Good Health

You had to be really sick to go to the doctor

By Ted Blowers

Many kids walked a fair way to school. I went to the Catholic School and had to walk from Waltham Road to Montague Road on the Morden side four times a day. Some came even further. No surprise that you rarely saw an obese person. Add to that the running about we did all the time, it’s a wonder that we didn’t all look anorexic. Despite the rationing and shortages, not only of food but also of money, we were very healthy. You had to be really sick to go to the doctor. The main killers were scarlet fever, whooping cough, diphtheria and TB. Many will remember if you were playing and you saw an ambulance (called by most a 'fever ambulance), you would stop playing to say the age-old rhyme: Don’t swaller, hold yer collar till you see a dog. I have no idea what it was all about but it was what we did.

The war did the poor a favour

The war did the poor a favour: clinics were set up, children got a third of a pint of free milk at school and supplements of cod liver oil and malt, concentrated orange juice, inoculations and early childhood care at the clinic. Periodically around the school would come the public health nurse to check for head lice, ring worm, and scabies. She was known as 'Knitty Nora, the flea explorer' because she used a pair of knitting needles to lift your hair to check for wildlife. Sad was the kid that got a note to take home as it seemed to be the general treatment to shave the head, smother it with some blue stuff, then wear a hood until the hair grew again. Most of us would be kept clean by our mothers with the nightly ritual of kneeling down while she would go through your hair with a fine tooth comb, removing and killing anything you had picked up that day. Another nurse would come and look at your teeth. Strange to think of all the problems and diseases that were eradicated by better housing, hygiene, nutrition, and education, yet are back to haunt us with a vengeance today.

I also wonder how we ever survived to learn anything. We all know that in the 50s the lead was removed from paint as it is dangerous, yet all over London and in the playground of several schools, (Tweeddale Road School certainly had them), there were lead troughs or basins attached to the wall which had a lead cup hanging from a chain.
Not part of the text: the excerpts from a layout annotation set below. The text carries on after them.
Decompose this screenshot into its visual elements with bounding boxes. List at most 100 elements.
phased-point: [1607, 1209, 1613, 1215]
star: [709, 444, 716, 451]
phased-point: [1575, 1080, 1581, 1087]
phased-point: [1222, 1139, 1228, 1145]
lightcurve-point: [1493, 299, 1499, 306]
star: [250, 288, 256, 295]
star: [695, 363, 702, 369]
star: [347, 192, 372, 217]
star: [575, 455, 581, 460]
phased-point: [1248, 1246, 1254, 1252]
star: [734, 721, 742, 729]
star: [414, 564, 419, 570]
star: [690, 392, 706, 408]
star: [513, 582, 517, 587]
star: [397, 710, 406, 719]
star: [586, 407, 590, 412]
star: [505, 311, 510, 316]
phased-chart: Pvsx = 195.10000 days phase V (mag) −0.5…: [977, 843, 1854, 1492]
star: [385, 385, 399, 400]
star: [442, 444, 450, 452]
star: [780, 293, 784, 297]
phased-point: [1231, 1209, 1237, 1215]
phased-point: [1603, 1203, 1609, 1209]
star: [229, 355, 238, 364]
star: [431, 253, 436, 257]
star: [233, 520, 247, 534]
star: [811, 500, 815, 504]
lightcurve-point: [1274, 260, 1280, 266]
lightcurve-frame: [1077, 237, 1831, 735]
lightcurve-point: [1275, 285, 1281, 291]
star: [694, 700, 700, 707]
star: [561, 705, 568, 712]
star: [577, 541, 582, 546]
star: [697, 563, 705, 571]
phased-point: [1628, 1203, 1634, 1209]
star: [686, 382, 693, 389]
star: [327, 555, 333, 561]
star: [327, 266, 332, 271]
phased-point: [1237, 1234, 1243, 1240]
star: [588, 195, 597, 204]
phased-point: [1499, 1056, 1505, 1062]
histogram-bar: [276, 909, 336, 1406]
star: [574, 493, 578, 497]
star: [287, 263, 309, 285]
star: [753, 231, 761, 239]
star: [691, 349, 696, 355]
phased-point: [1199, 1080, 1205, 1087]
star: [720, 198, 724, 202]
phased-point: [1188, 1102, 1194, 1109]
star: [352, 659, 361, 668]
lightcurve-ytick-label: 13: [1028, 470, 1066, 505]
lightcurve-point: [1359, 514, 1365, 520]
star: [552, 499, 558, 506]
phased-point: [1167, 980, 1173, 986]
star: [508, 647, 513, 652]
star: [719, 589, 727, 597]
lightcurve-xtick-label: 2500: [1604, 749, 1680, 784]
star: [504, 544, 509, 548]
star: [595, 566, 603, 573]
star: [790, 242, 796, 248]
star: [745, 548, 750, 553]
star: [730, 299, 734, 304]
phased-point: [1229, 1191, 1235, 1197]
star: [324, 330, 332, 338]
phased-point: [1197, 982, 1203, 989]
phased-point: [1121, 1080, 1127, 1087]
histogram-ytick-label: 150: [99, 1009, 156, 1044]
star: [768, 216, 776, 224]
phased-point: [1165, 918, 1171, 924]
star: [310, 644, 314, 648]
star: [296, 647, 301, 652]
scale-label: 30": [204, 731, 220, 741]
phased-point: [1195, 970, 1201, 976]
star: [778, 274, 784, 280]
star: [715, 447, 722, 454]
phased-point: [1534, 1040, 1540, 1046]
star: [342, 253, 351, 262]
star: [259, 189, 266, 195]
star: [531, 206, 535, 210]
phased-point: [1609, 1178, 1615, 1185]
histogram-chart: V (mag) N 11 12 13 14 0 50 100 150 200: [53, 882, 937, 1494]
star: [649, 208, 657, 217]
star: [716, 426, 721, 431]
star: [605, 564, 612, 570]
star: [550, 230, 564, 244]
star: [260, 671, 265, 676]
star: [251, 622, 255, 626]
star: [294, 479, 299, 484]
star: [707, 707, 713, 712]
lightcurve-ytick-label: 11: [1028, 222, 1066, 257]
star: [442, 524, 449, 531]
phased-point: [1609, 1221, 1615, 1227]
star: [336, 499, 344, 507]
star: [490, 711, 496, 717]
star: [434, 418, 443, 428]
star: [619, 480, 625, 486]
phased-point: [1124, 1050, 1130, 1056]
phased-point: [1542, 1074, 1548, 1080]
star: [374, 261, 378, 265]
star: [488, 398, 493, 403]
When you were thirsty, you would turn on the tap, fill the cup and drink and so would all the other kids, yet we did not seem to have any plagues that I can remember.



 

This page was added by Ted Blowers on 19/09/2010.
Comments about this page

Lovely memories, Ted! Thank you. Two of our versions of your "protection charms" were (for an ordinary, cream coloured ambulance:- "Touch leather, touch nose, Never go in one of those. For a dark green, fever ambulance):- "Touch collar, never swaller, never catch the fever. Nor you, nor me, nor all the family. Hold yer breath till you see a dog!" My four-years-younger brother and sister both landed-up in the dreaded Cuddington Fever Hospital, way-up on the Downs (between Banstead and Ewell East stations). Mind you-they were only about 3 at the time, so they hadn't learnt the rhymes! I always felt sorry for the kids who were led to one side by Nitty Nora and lined-up outside the staff room. They'd probably appear a few days later, like you said, their heads having been shaved and painted, with "Gentian Violet", a purple-staining antiseptic concoction!